Coated Cemented Carbide Tool Physical Vapor Deposition Coating Preparation

Coated cemented carbide tool production method of physical vapor deposition methods, it is to rely on physical processes, to achieve material atoms from the source material to the deposited coating controllable transfer process, is depositing a coating on the molecule, scale atoms. Compared with chemical vapor deposition coating techniques, physical vapor deposition coating techniques are physical vapor deposition techniques deposition temperature is low, can at 200 ~ 600 ℃ and other superhard TiN coating deposition below, it will not reduce the base material of the original flexural strength, between coating and substrate does not occur η phase, so no special carbide materials, wider range of applications; carbide coating coated tool having a fine structure, generated internally in the coating stress, anti-crack ability; coated surface is smooth, better than the chemical vapor deposition coating effectively prevents cross crack rake face, but also can reduce the friction coefficient; you can use the sharp edge of the tool as a matrix, this is very important advantages for high-speed cutting.

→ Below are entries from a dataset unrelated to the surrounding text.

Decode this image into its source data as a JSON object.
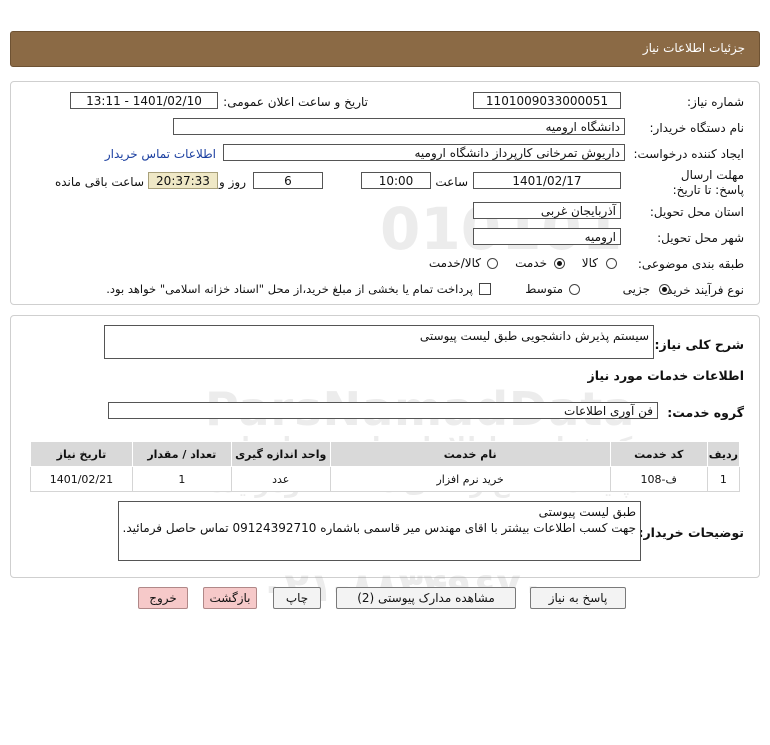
{
  "title": "جزئیات اطلاعات نیاز",
  "watermark": {
    "brand": "ParsNamadData",
    "digits": "010101",
    "line1": "مرکز فراوری اطلاعات پارس نماد داده",
    "line2": "پایگاه اطلاع رسانی مناقصه ومزایده",
    "phone": "۰۲۱-۸۸۳۴۹۶۷۰"
  },
  "fields": {
    "need_number_label": "شماره نیاز:",
    "need_number": "1101009033000051",
    "announce_label": "تاریخ و ساعت اعلان عمومی:",
    "announce_value": "1401/02/10 - 13:11",
    "buyer_org_label": "نام دستگاه خریدار:",
    "buyer_org": "دانشگاه ارومیه",
    "requester_label": "ایجاد کننده درخواست:",
    "requester": "داریوش تمرخانی کارپرداز دانشگاه ارومیه",
    "contact_link": "اطلاعات تماس خریدار",
    "deadline_label": "مهلت ارسال پاسخ: تا تاریخ:",
    "deadline_date": "1401/02/17",
    "time_label": "ساعت",
    "deadline_time": "10:00",
    "days_label": "روز و",
    "days": "6",
    "remaining": "20:37:33",
    "remaining_label": "ساعت باقی مانده",
    "province_label": "استان محل تحویل:",
    "province": "آذربایجان غربی",
    "city_label": "شهر محل تحویل:",
    "city": "ارومیه",
    "category_label": "طبقه بندی موضوعی:",
    "category_options": [
      "کالا",
      "خدمت",
      "کالا/خدمت"
    ],
    "category_selected": "خدمت",
    "purchase_type_label": "نوع فرآیند خرید :",
    "purchase_options": [
      "جزیی",
      "متوسط"
    ],
    "purchase_selected": "جزیی",
    "payment_note": "پرداخت تمام یا بخشی از مبلغ خرید،از محل \"اسناد خزانه اسلامی\" خواهد بود."
  },
  "details": {
    "summary_label": "شرح کلی نیاز:",
    "summary": "سیستم پذیرش دانشجویی طبق لیست پیوستی",
    "services_heading": "اطلاعات خدمات مورد نیاز",
    "service_group_label": "گروه خدمت:",
    "service_group": "فن آوری اطلاعات",
    "table_headers": [
      "ردیف",
      "کد خدمت",
      "نام خدمت",
      "واحد اندازه گیری",
      "تعداد / مقدار",
      "تاریخ نیاز"
    ],
    "table_rows": [
      [
        "1",
        "ف-108",
        "خرید نرم افزار",
        "عدد",
        "1",
        "1401/02/21"
      ]
    ],
    "buyer_notes_label": "توضیحات خریدار:",
    "buyer_notes_line1": "طبق لیست پیوستی",
    "buyer_notes_line2": "جهت کسب اطلاعات بیشتر با اقای مهندس میر قاسمی باشماره 09124392710 تماس حاصل فرمائید."
  },
  "buttons": {
    "reply": "پاسخ به نیاز",
    "attachments": "مشاهده مدارک پیوستی (2)",
    "print": "چاپ",
    "back": "بازگشت",
    "exit": "خروج"
  }
}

Tungsten Carbide Coated Tool Multilayer Coating Structure

With the advancement of technology, machining technology advances, single-layer coating has been unable to meet the job requirements of tungsten carbide coated tools. The method of forming a multi-layer structure can take advantage of a single-layer coating in excellent mechanical properties of the original advantage of the conditions to further improve its hardness, toughness and high temperature oxidation resistance, is to improve Carbide Coated Cutting Tools important technical measures. Single Al2O3 coating has many fine performance, but the combination of strength Al2O3 single poor coating and the substrate, on the substrate by depositing a layer of TiCN or (Ti, Al) N (e.g. TiCN / Al2O3, TiAlN / Al2O3) can significantly improve the bonding strength of Al2O3 coating and tool performance is greatly improved.